Alors que les post-vivants passaient autrefois pour des bêtes dénuées de bon sens et d'esprit, on s'était rendu peu à peu compte qu'ils conservaient une certaine partie de leurs capacités, ainsi que des habitudes de leurs vies antérieures. La sélection naturelle faisant son effet, les post-vivants qui survivaient le mieux et qui s'adaptaient le plus efficacement étaient ceux qui réussissaient à reproduire ne serait-ce qu'une parcelle de leur existence presthume. Ceux qui avaient jadis été des motards pouvaient par exemple avec un grand effort et une pratique prolongée faire démarrer une moto et parfois même la conduire. Et les post-vivants qui gagnaient leur vie d'autrefois en écrivant et philosophant réussirent tant bien que mal à poursuivre leur démarche de penseurs (quelques-uns qualifient ce terme de discriminatoire, car, disent-ils, l'activité cérébrale du postvivant serait aux antipodes de ce qu'on comprend de la pensée du vivant...mais nous ne nous pencherons pas sur ce débat houleux qui continue, encore aujourd’hui, de semer la discorde). Certains s'habituèrent assez rapidement à leur nouvelle condition. Nietzsche Le Recommencement, par exemple, voit dans le postvivant la confirmation de la volonté de puissance et avance de belles idées sur l’avènement du surposthumain. Le retour à la vie a ainsi permis à certains philosophes morts depuis belle lurette de mettre à jour leurs systèmes. Descartes a officiellement reconnu l'échec du cogito dans son dernier ouvrage, Le Dîner de la méthode, et Kant Le Sensible, réalisant que son œuvre ne permettait plus de rendre compte de la totalité de la réalité contemporaine, a cru nécessaire d'écrire sa désormais célèbre quatrième critique, La Critique de la raison putréfiée.
Comme on a pu le remarquer dans les titres et citations mentionnés plus haut, le néopenseur posthumain est continuellement dans la tension entre ses instincts posthumes (dévorer de la chair fraîche) et la volonté de reconstruire sa condition d'avant la mort, c'est-à-dire tendre vers une condition métacivilisée se rapprochant du vivant, et tenter de retrouver ses pleines capacités analytiques d'avant sa mort. Il va de soi qu'il n'y a pas une seule tendance, et que bien que certains penchent plus vers un côté, d'autres se laissent complètement aller à leurs instincts nouvellement acquis. Cela se reflète également dans la fiction interhumaine qui est généralement moins dépendante d'une vision théorique englobante. La production artistique s'est énormément transformée depuis la dernière guerre, ne serait-ce que par la diminution des moyens de production.

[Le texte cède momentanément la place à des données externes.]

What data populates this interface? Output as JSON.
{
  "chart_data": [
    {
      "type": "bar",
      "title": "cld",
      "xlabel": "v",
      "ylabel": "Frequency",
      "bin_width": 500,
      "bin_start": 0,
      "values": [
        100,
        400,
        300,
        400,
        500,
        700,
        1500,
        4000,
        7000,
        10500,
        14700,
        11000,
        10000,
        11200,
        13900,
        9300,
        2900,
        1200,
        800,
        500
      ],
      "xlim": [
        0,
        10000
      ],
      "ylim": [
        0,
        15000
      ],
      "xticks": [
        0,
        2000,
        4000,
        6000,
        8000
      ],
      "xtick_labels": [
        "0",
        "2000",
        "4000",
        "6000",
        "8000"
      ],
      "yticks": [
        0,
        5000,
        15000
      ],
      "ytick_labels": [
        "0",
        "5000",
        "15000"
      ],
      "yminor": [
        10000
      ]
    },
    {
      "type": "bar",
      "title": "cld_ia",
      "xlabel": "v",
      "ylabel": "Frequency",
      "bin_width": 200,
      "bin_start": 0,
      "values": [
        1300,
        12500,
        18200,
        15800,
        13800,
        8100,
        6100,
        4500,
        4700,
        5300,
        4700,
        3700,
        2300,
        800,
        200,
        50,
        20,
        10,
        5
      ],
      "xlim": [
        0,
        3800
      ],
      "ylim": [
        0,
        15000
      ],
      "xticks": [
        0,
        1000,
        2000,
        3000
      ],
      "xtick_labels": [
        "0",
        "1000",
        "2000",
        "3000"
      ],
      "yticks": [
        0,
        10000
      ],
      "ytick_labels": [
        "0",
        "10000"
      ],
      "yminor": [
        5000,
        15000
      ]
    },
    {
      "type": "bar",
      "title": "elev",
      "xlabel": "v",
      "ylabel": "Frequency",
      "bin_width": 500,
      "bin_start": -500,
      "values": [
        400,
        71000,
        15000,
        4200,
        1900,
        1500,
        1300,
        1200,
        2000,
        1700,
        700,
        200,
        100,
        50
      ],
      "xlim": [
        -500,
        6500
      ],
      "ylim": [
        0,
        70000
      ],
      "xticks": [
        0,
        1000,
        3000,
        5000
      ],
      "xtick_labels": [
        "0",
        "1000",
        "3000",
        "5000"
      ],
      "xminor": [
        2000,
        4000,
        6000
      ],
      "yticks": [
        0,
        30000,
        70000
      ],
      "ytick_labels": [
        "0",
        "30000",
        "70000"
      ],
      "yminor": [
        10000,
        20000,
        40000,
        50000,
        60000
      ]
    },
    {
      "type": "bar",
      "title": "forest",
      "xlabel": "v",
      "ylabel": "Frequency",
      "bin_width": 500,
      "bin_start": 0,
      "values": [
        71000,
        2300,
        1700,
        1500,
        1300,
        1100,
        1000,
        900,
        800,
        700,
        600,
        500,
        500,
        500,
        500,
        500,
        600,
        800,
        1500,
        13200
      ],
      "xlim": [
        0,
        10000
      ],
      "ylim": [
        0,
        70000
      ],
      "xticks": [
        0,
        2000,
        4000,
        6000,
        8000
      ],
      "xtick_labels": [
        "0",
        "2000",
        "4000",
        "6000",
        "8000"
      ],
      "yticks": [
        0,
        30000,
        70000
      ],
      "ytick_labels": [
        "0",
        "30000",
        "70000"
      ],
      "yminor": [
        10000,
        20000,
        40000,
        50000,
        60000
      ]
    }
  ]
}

Les disciplines nécessitant des ressources matérielles considérables, tel le cinéma, ont pratiquement disparu alors que d'autres comme le théâtre et la bande dessinée ont engendré une renaissance du minimalisme. Le cinéma a toutefois connu une résurrection littéraire quelque peu contestée: alors que pratiquement toutes les pellicules, disques et autres formats ont disparu ou sont devenus inutilisables par manque de moyens, les anciens films et séries télévisées ayant marqué nos ancêtres sont relayés de génération en génération par tradition orale. Parfois, ces récits ont été retranscrits pour être figés par écrit, mais il est rare qu'une seule version consensuelle existe, à l'exception bien sûr des histoires ayant atteint un statut de culte, comme l’église de la Pulpe, ou le Diehardisme.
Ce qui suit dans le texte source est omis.